On top of that, I have my senior thesis to work on and two studio classes this semester, so I know there’s a lot of catching up to do—though I’m hopeful my professors will be understanding and patient with me.

What complicates things even more is that my birthday falls just a week after I return to school. The idea of spending my first birthday without my twin away from my family is crushing. Birthdays have always meant so much to me, and now it feels like a painful reminder of our loss and what could have been.

I realize that if I don’t go back now, I might never want to return, and I don’t want to jeopardize my education any further, especially since I’m so close to graduating. However, I’m deeply unsure if I can handle the emotional strain.

My flight back is already booked, so there’s no option to cancel, but I’m feeling anxious about managing everything when I get back.

If anyone has advice or words of encouragement for me during this challenging time, I would greatly appreciate it. Thank you.

One Reply to “Post-Bereavement Advice”

  1. I’m so deeply sorry for your loss. Losing a twin is an unimaginable pain, and it’s completely understandable to feel overwhelmed as you approach the return to school. It’s okay to recognize that you’re not ready; grief has no timeline, and there’s no right way to handle it.

    Here are some thoughts that might help:

    1. Give Yourself Permission to Grieve: Acknowledge your feelings and give yourself the grace to grieve. This is a huge loss, and it’s normal to feel heartbroken. It’s okay to not be okay right now.

    2. Reach Out for Support: Don’t hesitate to talk to trusted friends, family, or even a counselor at school. Sharing your feelings can help lighten the emotional load. Many universities have support services specifically for students dealing with bereavement.

    3. Communicate with Your Professors: Since your professors are usually understanding in situations like this, it may help to communicate with them about your struggles. They can work with you to allow for flexibility in your assignments and help you manage your workload as you transition back.

    4. Take it Slow: See if you can ease back into school rather than jumping into full boat. Attend your classes when you’re able, and focus on essential tasks first. It’s perfectly okay to prioritize your mental health over academic pressures right now.

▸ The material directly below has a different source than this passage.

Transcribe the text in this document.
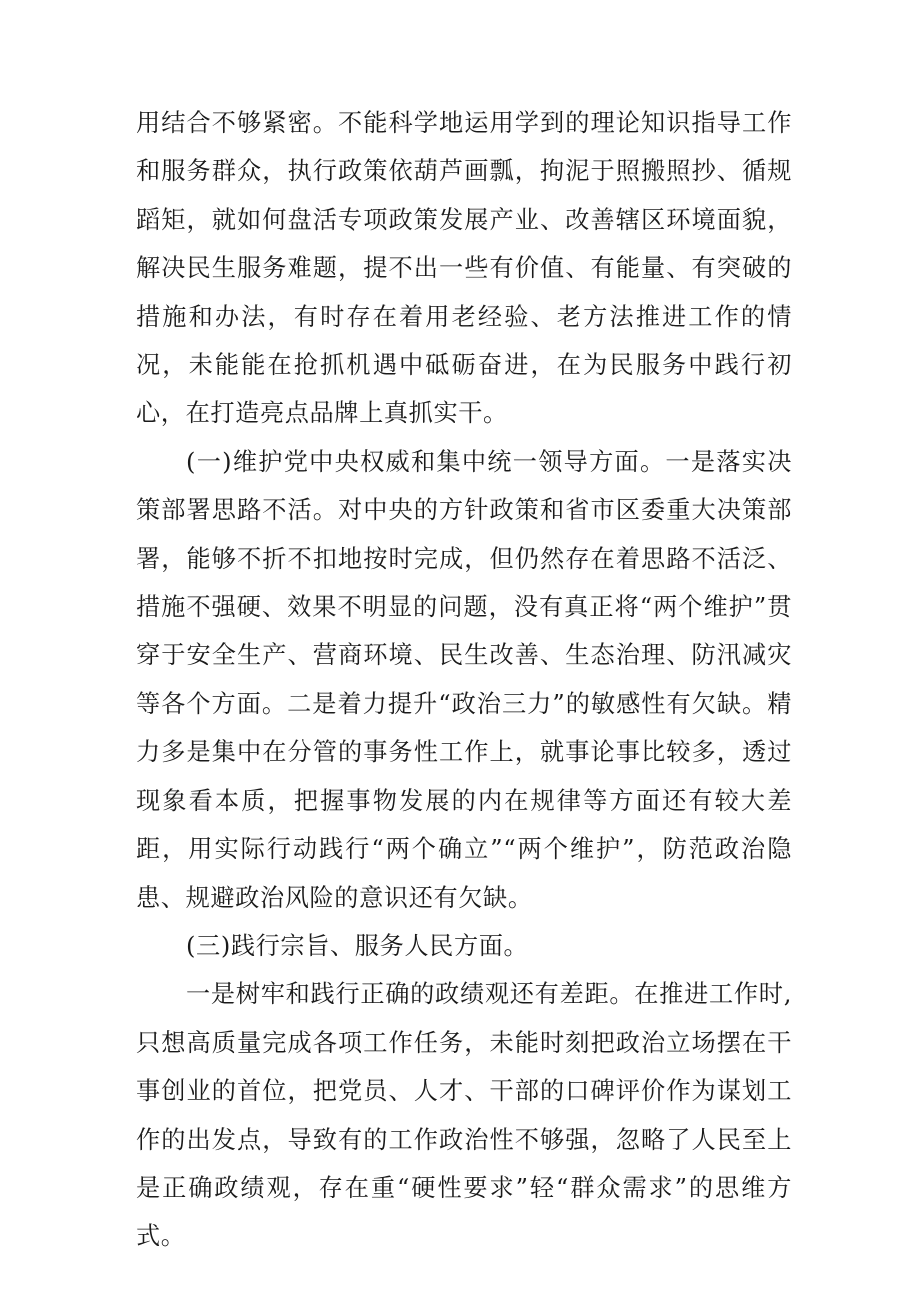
用结合不够紧密。不能科学地运用学到的理论知识指导工作和服务群众，执行政策依葫芦画瓢，拘泥于照搬照抄、循规蹈矩，就如何盘活专项政策发展产业、改善辖区环境面貌，解决民生服务难题，提不出一些有价值、有能量、有突破的措施和办法，有时存在着用老经验、老方法推进工作的情况，未能能在抢抓机遇中砥砺奋进，在为民服务中践行初心，在打造亮点品牌上真抓实干。

(一)维护党中央权威和集中统一领导方面。一是落实决策部署思路不活。对中央的方针政策和省市区委重大决策部署，能够不折不扣地按时完成，但仍然存在着思路不活泛、措施不强硬、效果不明显的问题，没有真正将“两个维护”贯穿于安全生产、营商环境、民生改善、生态治理、防汛减灾等各个方面。二是着力提升“政治三力”的敏感性有欠缺。精力多是集中在分管的事务性工作上，就事论事比较多，透过现象看本质，把握事物发展的内在规律等方面还有较大差距，用实际行动践行“两个确立”“两个维护”，防范政治隐患、规避政治风险的意识还有欠缺。

(三)践行宗旨、服务人民方面。

一是树牢和践行正确的政绩观还有差距。在推进工作时,只想高质量完成各项工作任务，未能时刻把政治立场摆在干事创业的首位，把党员、人才、干部的口碑评价作为谋划工作的出发点，导致有的工作政治性不够强，忽略了人民至上是正确政绩观，存在重“硬性要求”轻“群众需求”的思维方式。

    5. Celebrate in Your Own Way: For your upcoming birthday, consider doing something small and meaningful to honor your brother’s memory. It might be a good way to feel connected to him, even while you’re away from family.

    6. Focus on One Day at a Time: Break things down into small, manageable pieces. Focus on just getting through one day or one class at a time rather than thinking about everything at once.

    7. Ask for Help with RA Responsibilities: If possible, reach out to fellow RAs or your supervisor about getting some temporary support or coverage for your responsibilities. It’s okay to ask for help during this time.

    Remember, it’s a big step returning to school, and it’s brave of you to face it. Take care of yourself, and know that it’s okay to feel however you’re feeling. You’re not alone in this, and there is support available. Sending you lots of strength and compassion during this tough time.